Quanto ao regresso envelhecido do nosso herói, só o posso saudar:
Ave Alix Senator
EXTRAS
Eis duas curiosidades. A primeira é que, com o êxito da série Alix Senator, a Casterman pediu à argumentista Valérie Mangin que, de algum modo, cruzasse esta série com a série clássica. Ora, como não se trata de uma série de ficção científica onde uma máquina do tempo poderia juntar o Alix adolescente com o Alix adulto (gerando um terrível paradoxo temporal), Mangin resolveu a questão de maneira simples – a próxima aventura a publicar no mercado francófono inicia-se em Alix, sendo publicada em 2021 no 40.º álbum, e termina em 2022 no 13.º álbum de Alix Senator. Um intervalo real de um ano e um intervalo ficcional de 50 anos para o desenrolar de uma aventura.
Deixo aqui as primeiras vinhetas desenhadas pelo novo desenhador da série Alix, Chrys Millien.

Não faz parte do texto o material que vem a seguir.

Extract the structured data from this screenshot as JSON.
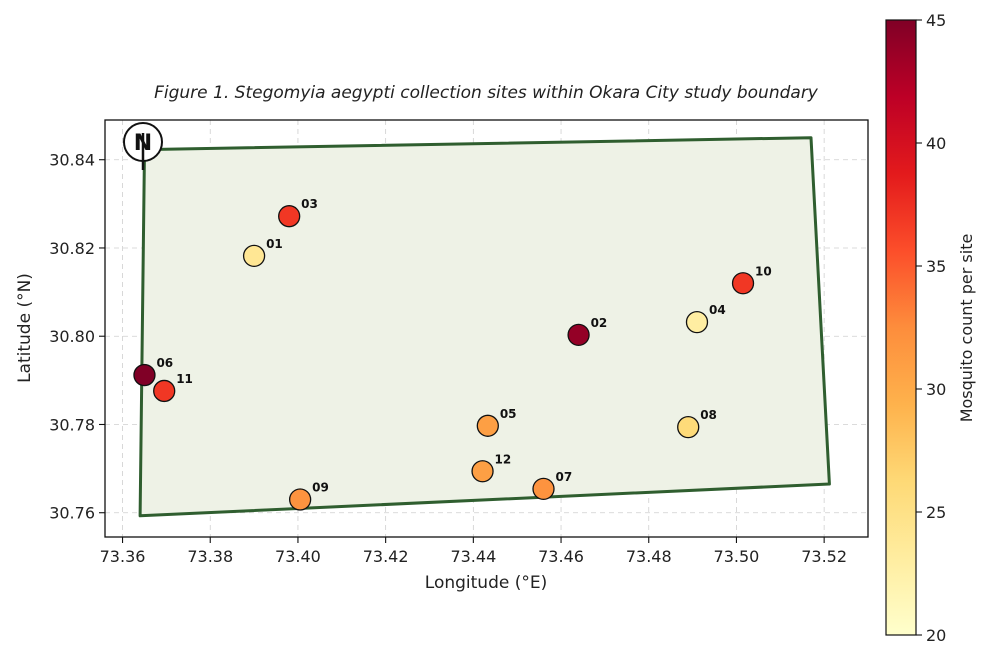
{
  "chart_data": {
    "type": "scatter",
    "title": "Figure 1. Stegomyia aegypti collection sites within Okara City study boundary",
    "xlabel": "Longitude (°E)",
    "ylabel": "Latitude (°N)",
    "xlim": [
      73.356,
      73.53
    ],
    "ylim": [
      30.7545,
      30.849
    ],
    "xticks": [
      "73.36",
      "73.38",
      "73.40",
      "73.42",
      "73.44",
      "73.46",
      "73.48",
      "73.50",
      "73.52"
    ],
    "yticks": [
      "30.76",
      "30.78",
      "30.80",
      "30.82",
      "30.84"
    ],
    "grid": true,
    "boundary_polygon": [
      {
        "lon": 73.365,
        "lat": 30.8423
      },
      {
        "lon": 73.517,
        "lat": 30.845
      },
      {
        "lon": 73.5212,
        "lat": 30.7665
      },
      {
        "lon": 73.364,
        "lat": 30.7593
      }
    ],
    "boundary_color": "#2f5e2f",
    "boundary_fill": "#eef2e6",
    "points": [
      {
        "label": "01",
        "lon": 73.39,
        "lat": 30.8182,
        "count": 24
      },
      {
        "label": "02",
        "lon": 73.464,
        "lat": 30.8003,
        "count": 44
      },
      {
        "label": "03",
        "lon": 73.398,
        "lat": 30.8272,
        "count": 37
      },
      {
        "label": "04",
        "lon": 73.491,
        "lat": 30.8032,
        "count": 23
      },
      {
        "label": "05",
        "lon": 73.4433,
        "lat": 30.7797,
        "count": 31
      },
      {
        "label": "06",
        "lon": 73.365,
        "lat": 30.7912,
        "count": 45
      },
      {
        "label": "07",
        "lon": 73.456,
        "lat": 30.7654,
        "count": 32
      },
      {
        "label": "08",
        "lon": 73.489,
        "lat": 30.7794,
        "count": 26
      },
      {
        "label": "09",
        "lon": 73.4005,
        "lat": 30.763,
        "count": 32
      },
      {
        "label": "10",
        "lon": 73.5015,
        "lat": 30.812,
        "count": 37
      },
      {
        "label": "11",
        "lon": 73.3695,
        "lat": 30.7876,
        "count": 37
      },
      {
        "label": "12",
        "lon": 73.4421,
        "lat": 30.7694,
        "count": 31
      }
    ],
    "colorbar": {
      "label": "Mosquito count per site",
      "min": 20,
      "max": 45,
      "ticks": [
        "20",
        "25",
        "30",
        "35",
        "40",
        "45"
      ],
      "colormap": "YlOrRd"
    },
    "north_arrow": "N"
  }
}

O título do álbum é L’oeil du Minotaure (O Olho do Minotauro, numa tradução literal).
Por fim, como segunda curiosidade, refira-se que o sacerdote cego desta primeira aventura de Alix Senator, As Águias de Sangue, é baseado no personagem Jorge de Burgos, o bibliotecário-mor criado por Umberto Eco para o seu romance O Nome da Rosa, como homenagem ao escritor argentino Jorge Luís Borges.
Amante da literatura em geral, apaixonado pela BD desde a infância, a sua vida adulta passa-a toda rodeado de livros como editor. Outra das suas grandes paixões é o cinema e a sua DVDteca.
Mais uma extraordinária recensão crítica; tão urgente a sua consulta quão urgente é o nosso encontro com esta fabulosa sequela de Alix.
Obrigado pela gentileza, caro Rui.
Na verdade, muito mais havia para dizer acerca deste primeiro volume de Alix Senator (por alguma razão, faz parte do “PNL” francês). por exemplo, só em termos de reconstituição histórica dos lugares, o leitor precisa de tirar um dia para tentar descobrir todos – como a Porta Capena que dava acesso à Via Apia (a principal estrada que ia dar a Roma) ou o Circo Máximo, as Termas de Agripa, o Panteão, a Colina do Capitólio, o Monte Palatino, o Mausoléu de Augusto, as Casas de Augusto, isto para citar apenas alguns dos que descobri.
Os milhares de apreciadores portugueses de Alix têm nesta série um rejuvenescer inteligente da história do herói gaulês. Curiosamente, é um rejuvenescimento que se deve ao envelhecimento.